The therapy is initially delivered with a testing procedure placed at an outpatient surgery center. Subsequent outpatient surgery follows to place the final implant.

To determine whether this therapy works for your symptoms, the process to a full implant occurs in phases. The first phase is a trial to see if your symptoms improve.

During the trial period, we test to see if the stimulation controls your symptoms. The signals may have to be adjusted during this testing period. If it works in improving your symptoms, then we proceed to the next phase of the surgical implant.

If you are a therapy responder, subsequent surgery is performed to place an implant. There is a patient-managed remote so that you can adjust the stimulation to ensure comfort, change between programs and turn off the device if needed.

Please see the FI brochure for more details on SNM surgery. After placement, the device is adjusted over time to maintain efficacy.
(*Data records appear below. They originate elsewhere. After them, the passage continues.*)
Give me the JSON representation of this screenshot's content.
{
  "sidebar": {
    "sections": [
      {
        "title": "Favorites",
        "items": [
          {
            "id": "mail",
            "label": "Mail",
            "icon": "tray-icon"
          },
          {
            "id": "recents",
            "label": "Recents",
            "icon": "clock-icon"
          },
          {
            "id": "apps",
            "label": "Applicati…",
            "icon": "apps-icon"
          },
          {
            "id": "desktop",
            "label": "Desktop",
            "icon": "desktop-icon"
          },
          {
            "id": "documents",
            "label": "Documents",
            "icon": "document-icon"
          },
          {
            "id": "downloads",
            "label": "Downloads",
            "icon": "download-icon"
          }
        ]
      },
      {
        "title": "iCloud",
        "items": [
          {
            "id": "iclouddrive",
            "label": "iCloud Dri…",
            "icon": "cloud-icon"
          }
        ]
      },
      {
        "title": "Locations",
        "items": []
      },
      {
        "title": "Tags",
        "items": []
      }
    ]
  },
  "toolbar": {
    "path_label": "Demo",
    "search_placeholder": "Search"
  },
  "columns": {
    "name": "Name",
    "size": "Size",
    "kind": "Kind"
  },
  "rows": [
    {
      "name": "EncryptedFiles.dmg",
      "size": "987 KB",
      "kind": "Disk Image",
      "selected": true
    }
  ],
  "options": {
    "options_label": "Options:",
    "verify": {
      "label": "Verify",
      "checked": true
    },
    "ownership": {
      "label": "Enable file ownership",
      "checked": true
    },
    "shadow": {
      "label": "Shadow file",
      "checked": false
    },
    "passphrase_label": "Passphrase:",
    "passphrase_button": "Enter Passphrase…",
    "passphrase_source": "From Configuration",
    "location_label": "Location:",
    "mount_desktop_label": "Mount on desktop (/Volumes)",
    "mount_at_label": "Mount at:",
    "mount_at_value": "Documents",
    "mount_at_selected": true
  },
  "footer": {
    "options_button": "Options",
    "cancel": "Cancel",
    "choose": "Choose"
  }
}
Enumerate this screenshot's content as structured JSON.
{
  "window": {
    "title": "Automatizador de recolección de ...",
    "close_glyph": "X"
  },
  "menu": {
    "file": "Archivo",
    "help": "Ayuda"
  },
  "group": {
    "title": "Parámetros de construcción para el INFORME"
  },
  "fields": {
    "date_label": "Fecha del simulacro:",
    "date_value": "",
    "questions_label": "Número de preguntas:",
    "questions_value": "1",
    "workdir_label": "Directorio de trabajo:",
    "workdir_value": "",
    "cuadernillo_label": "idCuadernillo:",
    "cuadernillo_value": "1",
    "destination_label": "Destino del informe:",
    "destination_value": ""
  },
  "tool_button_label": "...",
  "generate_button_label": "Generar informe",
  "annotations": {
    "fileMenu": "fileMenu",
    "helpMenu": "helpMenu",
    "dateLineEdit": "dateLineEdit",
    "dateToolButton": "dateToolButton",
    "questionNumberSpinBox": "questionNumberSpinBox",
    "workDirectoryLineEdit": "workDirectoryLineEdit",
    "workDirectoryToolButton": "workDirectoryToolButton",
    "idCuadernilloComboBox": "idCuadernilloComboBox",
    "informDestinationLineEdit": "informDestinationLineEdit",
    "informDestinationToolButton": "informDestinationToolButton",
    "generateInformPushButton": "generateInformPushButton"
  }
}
Batteries are surgically replaced when needed.

Improvement in FI after SNM Implantation:

•Improvements are seen with many FI causes (i.e. sphincter tears, nerve damage)

•>90% of implanted patients had at least a 50% reduction in FI episodes

•Weekly FI decreased from 8 episodes to 1.5 episodes on average (i.e. 79% improvement)

•OAB symptoms treated as well with an SNM implant (i.e. urge urinary incontinence, urinary frequency)

• This procedure has been approved by the FDA since 1997.

• SNM devices allow for an MRI of the entire body. Other imaging tests, such as CT scans and X-rays, can be performed.

• Risks include infection of the device requiring removal (<1% at the Bladder Boutique), pain at the lead site/ battery site, lead migration, electric shock, need for surgical revision (<1% at the Bladder Boutique), and lack of efficacy (<10% at the Bladder Boutique for leads placed by Dr Rogers). If a sub optimal event occurs, the device can be turned off, surgery can be performed to correct the problem, or the device can be removed.